Ultrasmooth mirrors for a new microscope

September 25, 2008

Nature News reports that a new ultrasmooth mirror could herald the birth of a new microscope:

Electron microscopes can produce highly magnified images, but they have serious drawbacks. The samples must conduct electricity; electrons penetrate into the sample, leading to an image that doesn’t accurately represent the surface; and, worst of all, the very-high-energy electron beams can obliterate the precious samples.

An atomic microscope with a low-energy beam of helium atoms could get around these problems. Neutral helium can bounce off any surface, conducting or insulating, and the beam would be deflected by the electrons at the very edge of the sample, giving a true image of the surface. But an atomic microscope demands a focused beam of helium atoms — and that requires a mirror that reflects the beam with very little scattering of the atoms.

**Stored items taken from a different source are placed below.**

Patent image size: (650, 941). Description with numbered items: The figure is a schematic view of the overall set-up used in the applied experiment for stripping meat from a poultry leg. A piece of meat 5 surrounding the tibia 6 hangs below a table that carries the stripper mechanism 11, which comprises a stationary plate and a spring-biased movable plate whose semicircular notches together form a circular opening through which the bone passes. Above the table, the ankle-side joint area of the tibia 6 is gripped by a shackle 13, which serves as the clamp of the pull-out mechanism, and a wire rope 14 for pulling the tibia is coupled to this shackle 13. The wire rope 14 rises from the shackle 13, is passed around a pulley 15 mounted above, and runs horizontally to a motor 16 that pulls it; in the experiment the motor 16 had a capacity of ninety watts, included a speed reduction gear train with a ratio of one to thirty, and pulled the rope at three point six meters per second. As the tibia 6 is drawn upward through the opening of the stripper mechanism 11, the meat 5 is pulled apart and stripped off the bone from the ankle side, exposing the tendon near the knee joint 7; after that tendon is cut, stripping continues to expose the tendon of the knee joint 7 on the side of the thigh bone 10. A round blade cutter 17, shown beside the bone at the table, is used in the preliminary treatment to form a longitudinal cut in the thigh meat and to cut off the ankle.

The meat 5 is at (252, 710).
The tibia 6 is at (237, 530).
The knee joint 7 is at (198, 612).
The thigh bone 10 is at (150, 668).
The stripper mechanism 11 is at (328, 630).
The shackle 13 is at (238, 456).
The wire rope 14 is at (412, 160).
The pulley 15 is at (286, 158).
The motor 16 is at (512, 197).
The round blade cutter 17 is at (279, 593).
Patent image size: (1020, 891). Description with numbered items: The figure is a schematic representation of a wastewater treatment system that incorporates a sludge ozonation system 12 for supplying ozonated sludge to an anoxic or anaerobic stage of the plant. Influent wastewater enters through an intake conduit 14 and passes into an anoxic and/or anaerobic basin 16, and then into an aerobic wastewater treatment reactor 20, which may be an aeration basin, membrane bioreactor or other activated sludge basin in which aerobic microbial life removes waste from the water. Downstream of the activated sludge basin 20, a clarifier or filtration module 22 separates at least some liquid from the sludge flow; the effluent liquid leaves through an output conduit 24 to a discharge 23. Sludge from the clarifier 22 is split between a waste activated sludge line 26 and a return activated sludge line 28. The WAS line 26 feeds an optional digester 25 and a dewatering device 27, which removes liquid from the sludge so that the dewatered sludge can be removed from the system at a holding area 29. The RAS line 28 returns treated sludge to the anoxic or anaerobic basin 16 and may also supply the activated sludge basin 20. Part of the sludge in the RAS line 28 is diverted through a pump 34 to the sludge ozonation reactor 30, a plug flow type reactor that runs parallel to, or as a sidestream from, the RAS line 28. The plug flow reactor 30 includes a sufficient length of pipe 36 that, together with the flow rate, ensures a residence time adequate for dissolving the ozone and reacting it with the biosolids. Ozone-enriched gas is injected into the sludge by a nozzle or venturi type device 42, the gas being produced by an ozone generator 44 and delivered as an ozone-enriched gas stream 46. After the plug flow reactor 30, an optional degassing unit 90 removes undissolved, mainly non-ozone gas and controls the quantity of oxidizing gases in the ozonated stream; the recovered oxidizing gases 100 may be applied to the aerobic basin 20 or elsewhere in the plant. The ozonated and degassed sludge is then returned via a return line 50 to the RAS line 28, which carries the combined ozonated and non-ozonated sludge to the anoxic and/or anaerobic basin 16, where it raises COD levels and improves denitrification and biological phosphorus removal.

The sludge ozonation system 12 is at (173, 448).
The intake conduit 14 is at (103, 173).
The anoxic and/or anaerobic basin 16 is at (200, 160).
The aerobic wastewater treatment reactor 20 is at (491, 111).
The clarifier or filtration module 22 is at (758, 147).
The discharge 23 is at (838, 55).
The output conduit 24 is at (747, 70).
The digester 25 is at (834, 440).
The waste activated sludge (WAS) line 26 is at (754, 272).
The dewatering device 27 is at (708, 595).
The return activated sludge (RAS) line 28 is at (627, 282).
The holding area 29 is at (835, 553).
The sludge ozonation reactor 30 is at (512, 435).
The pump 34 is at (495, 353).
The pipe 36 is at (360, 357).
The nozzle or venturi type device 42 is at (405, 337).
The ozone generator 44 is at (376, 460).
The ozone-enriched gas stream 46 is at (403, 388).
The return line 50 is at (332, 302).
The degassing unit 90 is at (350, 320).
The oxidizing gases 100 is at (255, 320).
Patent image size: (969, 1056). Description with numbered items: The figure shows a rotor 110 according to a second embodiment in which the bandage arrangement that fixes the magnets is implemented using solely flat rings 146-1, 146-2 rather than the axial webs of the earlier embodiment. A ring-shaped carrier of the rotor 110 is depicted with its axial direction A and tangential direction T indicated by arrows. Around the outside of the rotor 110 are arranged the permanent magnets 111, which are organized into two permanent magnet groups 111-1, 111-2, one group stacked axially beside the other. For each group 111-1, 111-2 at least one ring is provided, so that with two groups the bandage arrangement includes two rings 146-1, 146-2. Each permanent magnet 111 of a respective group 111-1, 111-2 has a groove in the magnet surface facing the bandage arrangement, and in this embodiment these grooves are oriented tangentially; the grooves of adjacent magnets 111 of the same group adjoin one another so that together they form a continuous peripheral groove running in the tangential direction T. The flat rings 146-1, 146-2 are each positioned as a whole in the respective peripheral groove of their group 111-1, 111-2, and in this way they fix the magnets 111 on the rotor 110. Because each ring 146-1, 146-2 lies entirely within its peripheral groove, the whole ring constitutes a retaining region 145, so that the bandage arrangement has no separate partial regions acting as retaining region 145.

A metal coating would reflect and focus helium much more tightly, but metals grown on silicon tend to clump into islands that scatter incoming atoms in all directions. “The point is to try to reproduce the perfection of the underlying surface,” says Miranda.

Miranda managed this by exploiting a quantum stabilization effect previously seen in ultrathin lead films. For certain thicknesses of lead, the metal’s electrons can sit in very stable energy levels so that, under the right conditions, the surface simply smooths itself out to a continuous thickness.

The resulting 2-centimetre-wide flat mirror is atomically smooth, even after it has warmed up to room temperature, and it can reflect 15% of incoming helium atoms.

A very interesting piece; take a look!